Now it's time to turn to professionals. You may need to have a model maker or fabricator help you construct a model. Prototypes of inventions help you see your invention in "real life" and can show any possible design flaws. Early stage prototypes can be constructed by you of cardboard, foam, or paper, or you can create a computerized visualization of your invention.
If you need a professional to help with fabrication, it's imperative to have whomever makes your models sign a confidentiality or non-disclosure agreement (NDA). You're basically showing them your idea; it's essential to have an agreement with them that they can keep your invention information confidential, but allows you to discuss it with them. Confidentiality and NDAs are basically the same. You can find examples online, or at many office supply stores.
When you feel ready to apply for a patent and want professional help filing the application, you can hire either a patent agent or patent attorney. Both can, if licensed by the United States Patent and Trademark Office (USPTO), handle the legal aspects of filing your application. However, patent agents cannot represent you in court; if you encounter the need down the road for litigation involving patent infringement, you will need to hire an attorney who specializes in patent litigation.
When looking for either an attorney or agent, you'll need to find one that is licensed by the USPTO. They offer a searchable database on their website to help you find a licensed agent or attorney. You can also contact your state bar association for a list of attorneys who practice Intellectual Property law.

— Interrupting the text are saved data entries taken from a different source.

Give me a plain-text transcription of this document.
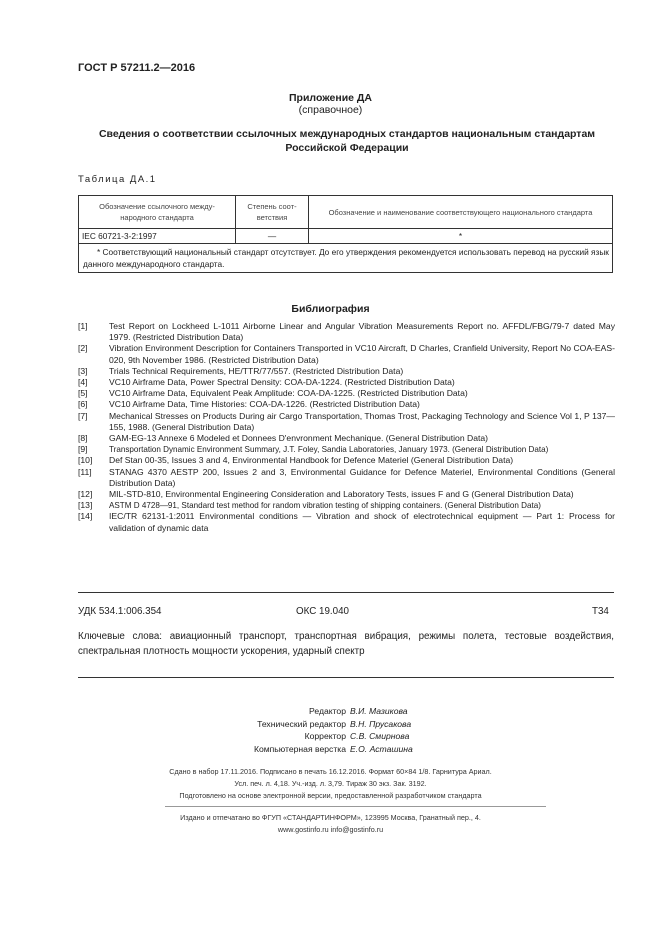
ГОСТ Р 57211.2—2016
Приложение ДА
(справочное)
Сведения о соответствии ссылочных международных стандартов национальным стандартам Российской Федерации
Таблица ДА.1
Обозначение ссылочного между-народного стандарта	Степень соот-ветствия	Обозначение и наименование соответствующего национального стандарта
IEC 60721-3-2:1997	—	*
* Соответствующий национальный стандарт отсутствует. До его утверждения рекомендуется использовать перевод на русский язык данного международного стандарта.		
Библиография
[1]	Test Report on Lockheed L-1011 Airborne Linear and Angular Vibration Measurements Report no. AFFDL/FBG/79-7 dated May 1979. (Restricted Distribution Data)
[2]	Vibration Environment Description for Containers Transported in VC10 Aircraft, D Charles, Cranfield University, Report No COA-EAS-020, 9th November 1986. (Restricted Distribution Data)
[3]	Trials Technical Requirements, HE/TTR/77/557. (Restricted Distribution Data)
[4]	VC10 Airframe Data, Power Spectral Density: COA-DA-1224. (Restricted Distribution Data)
[5]	VC10 Airframe Data, Equivalent Peak Amplitude: COA-DA-1225. (Restricted Distribution Data)
[6]	VC10 Airframe Data, Time Histories: COA-DA-1226. (Restricted Distribution Data)
[7]	Mechanical Stresses on Products During air Cargo Transportation, Thomas Trost, Packaging Technology and Science Vol 1, P 137—155, 1988. (General Distribution Data)
[8]	GAM-EG-13 Annexe 6 Modeled et Donnees D'envronment Mechanique. (General Distribution Data)
[9]	Transportation Dynamic Environment Summary, J.T. Foley, Sandia Laboratories, January 1973. (General Distribution Data)
[10]	Def Stan 00-35, Issues 3 and 4, Environmental Handbook for Defence Materiel (General Distribution Data)
[11]	STANAG 4370 AESTP 200, Issues 2 and 3, Environmental Guidance for Defence Materiel, Environmental Conditions (General Distribution Data)
[12]	MIL-STD-810, Environmental Engineering Consideration and Laboratory Tests, issues F and G (General Distribution Data)
[13]	ASTM D 4728—91, Standard test method for random vibration testing of shipping containers. (General Distribution Data)
[14]	IEC/TR 62131-1:2011 Environmental conditions — Vibration and shock of electrotechnical equipment — Part 1: Process for validation of dynamic data
УДК 534.1:006.354	ОКС 19.040	Т34
Ключевые слова: авиационный транспорт, транспортная вибрация, режимы полета, тестовые воздействия, спектральная плотность мощности ускорения, ударный спектр
Редактор В.И. Мазикова
Технический редактор В.Н. Прусакова
Корректор С.В. Смирнова
Компьютерная верстка Е.О. Асташина
Сдано в набор 17.11.2016. Подписано в печать 16.12.2016. Формат 60×84 1/8. Гарнитура Ариал.
Усл. печ. л. 4,18. Уч.-изд. л. 3,79. Тираж 30 экз. Зак. 3192.
Подготовлено на основе электронной версии, предоставленной разработчиком стандарта
Издано и отпечатано во ФГУП «СТАНДАРТИНФОРМ», 123995 Москва, Гранатный пер., 4.
www.gostinfo.ru info@gostinfo.ru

If you have an invention within a specific technical area or field, look for legal professional that also specializes in that field. You'll need someone who understands your invention. If your professional does not understand your invention properly, find someone who does.

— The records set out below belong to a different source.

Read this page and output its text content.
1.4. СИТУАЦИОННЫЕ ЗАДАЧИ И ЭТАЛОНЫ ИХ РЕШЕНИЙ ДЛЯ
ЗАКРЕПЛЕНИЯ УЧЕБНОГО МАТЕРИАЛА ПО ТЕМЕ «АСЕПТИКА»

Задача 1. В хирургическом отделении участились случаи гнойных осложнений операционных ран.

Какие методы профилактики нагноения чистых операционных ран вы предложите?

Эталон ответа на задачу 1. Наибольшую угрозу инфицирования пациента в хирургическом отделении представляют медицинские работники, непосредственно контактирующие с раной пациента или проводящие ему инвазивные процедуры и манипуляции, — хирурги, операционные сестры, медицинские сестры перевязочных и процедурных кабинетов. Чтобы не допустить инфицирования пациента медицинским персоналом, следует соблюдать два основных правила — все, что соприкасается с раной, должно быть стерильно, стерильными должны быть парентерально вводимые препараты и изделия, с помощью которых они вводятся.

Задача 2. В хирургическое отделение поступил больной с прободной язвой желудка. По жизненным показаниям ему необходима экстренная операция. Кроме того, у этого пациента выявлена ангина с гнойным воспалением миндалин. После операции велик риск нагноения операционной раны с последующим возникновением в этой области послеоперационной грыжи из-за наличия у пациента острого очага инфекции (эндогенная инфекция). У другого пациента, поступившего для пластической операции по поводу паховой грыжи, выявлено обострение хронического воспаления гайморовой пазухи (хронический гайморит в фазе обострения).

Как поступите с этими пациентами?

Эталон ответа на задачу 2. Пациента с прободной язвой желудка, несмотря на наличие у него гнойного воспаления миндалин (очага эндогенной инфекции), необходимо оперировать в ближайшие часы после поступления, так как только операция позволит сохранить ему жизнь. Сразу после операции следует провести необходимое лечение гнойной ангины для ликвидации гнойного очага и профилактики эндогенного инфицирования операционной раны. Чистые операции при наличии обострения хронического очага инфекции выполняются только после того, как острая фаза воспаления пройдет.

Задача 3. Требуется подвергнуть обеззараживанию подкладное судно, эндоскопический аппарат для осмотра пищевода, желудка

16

Aside from understanding your invention, you'll probably be concerned about cost next. Patent attorneys usually charge more than patent agents, as they have graduated from law school and passed the bar exam.
When you've found an agent or attorney, they will work from your log, your description of your invention, and from any models you have to write a patent application. You will be asked to review this document several times before it is filed; it is imperative to work with your attorney to make this application as complete and accurate as it can be. It may go through several revisions before the final document is created.

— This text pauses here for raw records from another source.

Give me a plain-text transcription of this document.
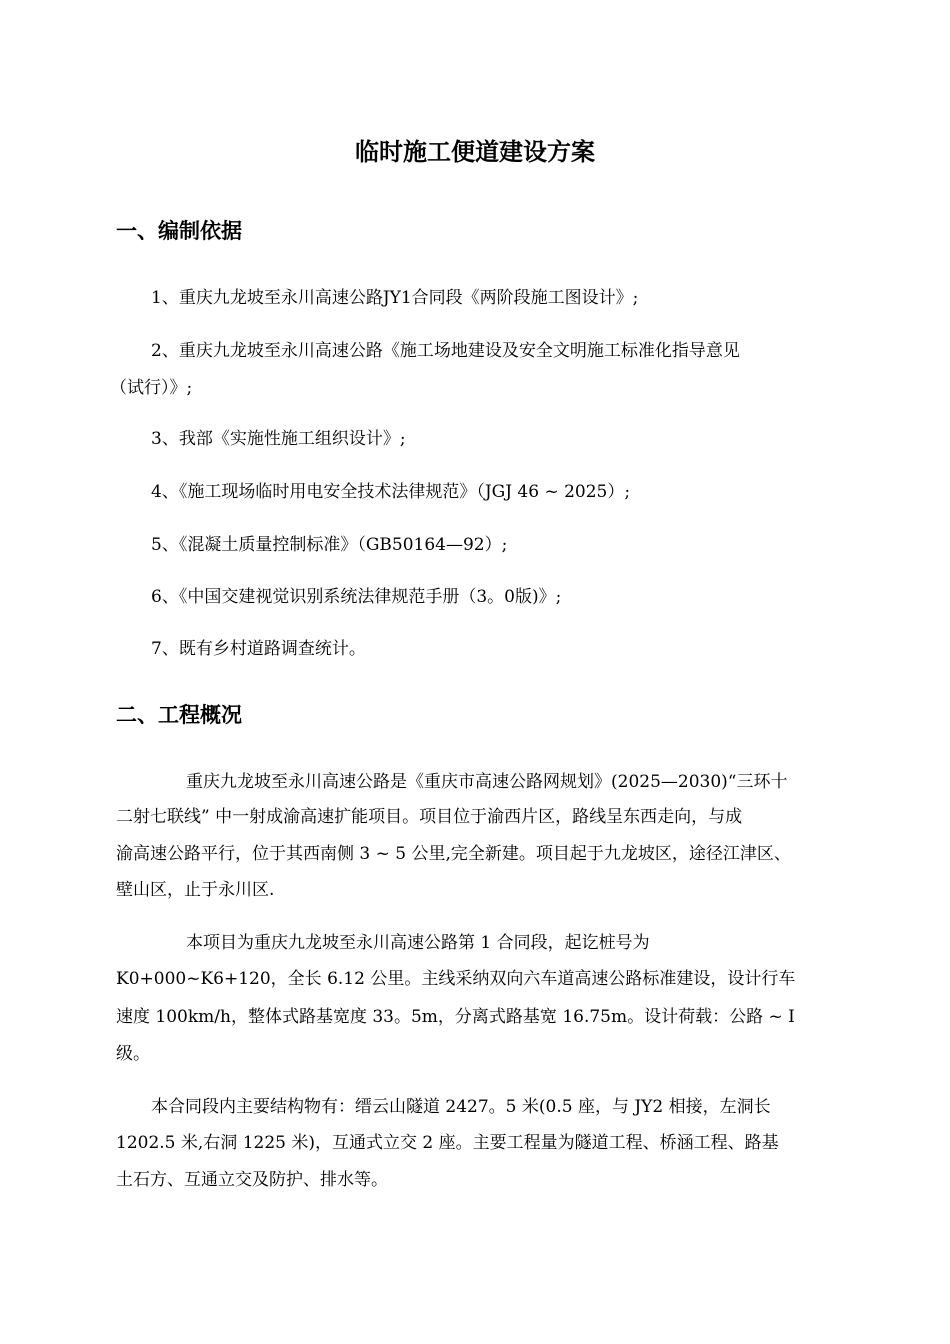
临时施工便道建设方案
一、编制依据
1、重庆九龙坡至永川高速公路JY1合同段《两阶段施工图设计》;
2、重庆九龙坡至永川高速公路《施工场地建设及安全文明施工标准化指导意见
（试行）》;
3、我部《实施性施工组织设计》;
4、《施工现场临时用电安全技术法律规范》（JGJ 46 ~ 2025）;
5、《混凝土质量控制标准》（GB50164—92）;
6、《中国交建视觉识别系统法律规范手册（3。0版)》;
7、既有乡村道路调查统计。
二、工程概况
重庆九龙坡至永川高速公路是《重庆市高速公路网规划》(2025—2030)“三环十
二射七联线” 中一射成渝高速扩能项目。项目位于渝西片区，路线呈东西走向，与成
渝高速公路平行，位于其西南侧 3 ~ 5 公里,完全新建。项目起于九龙坡区，途径江津区、
壁山区，止于永川区.
本项目为重庆九龙坡至永川高速公路第 1 合同段，起讫桩号为
K0+000~K6+120，全长 6.12 公里。主线采纳双向六车道高速公路标准建设，设计行车
速度 100km/h，整体式路基宽度 33。5m，分离式路基宽 16.75m。设计荷载：公路 ~ I
级。
本合同段内主要结构物有：缙云山隧道 2427。5 米(0.5 座，与 JY2 相接，左洞长
1202.5 米,右洞 1225 米)，互通式立交 2 座。主要工程量为隧道工程、桥涵工程、路基
土石方、互通立交及防护、排水等。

Once your application is filed with the USPTO, the waiting
begins, as the examination process can take up to two years. The examiner
assigned to your application will review your application, and any
drawings submitted. During the examination process, the
examiner will send correspondence to your attorney. These are called
Office Actions and state any objections the Examiner may have,
and can range from seeking simple clarifications of claims or modifications to
drawings, to more complex issues.
Your patent attorney will send you copies of all correspondence they receive, and the replies they make to the USPTO, along with correspondence that clarifies the issue for you. If you don't understand something your attorney has sent you, don't hesitate to call and have them explain in greater detail.
When the patent prosecution is complete and your patent has been granted, your attorney will send you a "ribbon copy," a bound and decorative copy of your issued patent. This is your record that your patent was granted. Many patent holders keep these in a safe deposit box or other secure location. You can also ask for unbound, plain paper copies of your patent for use in other applications.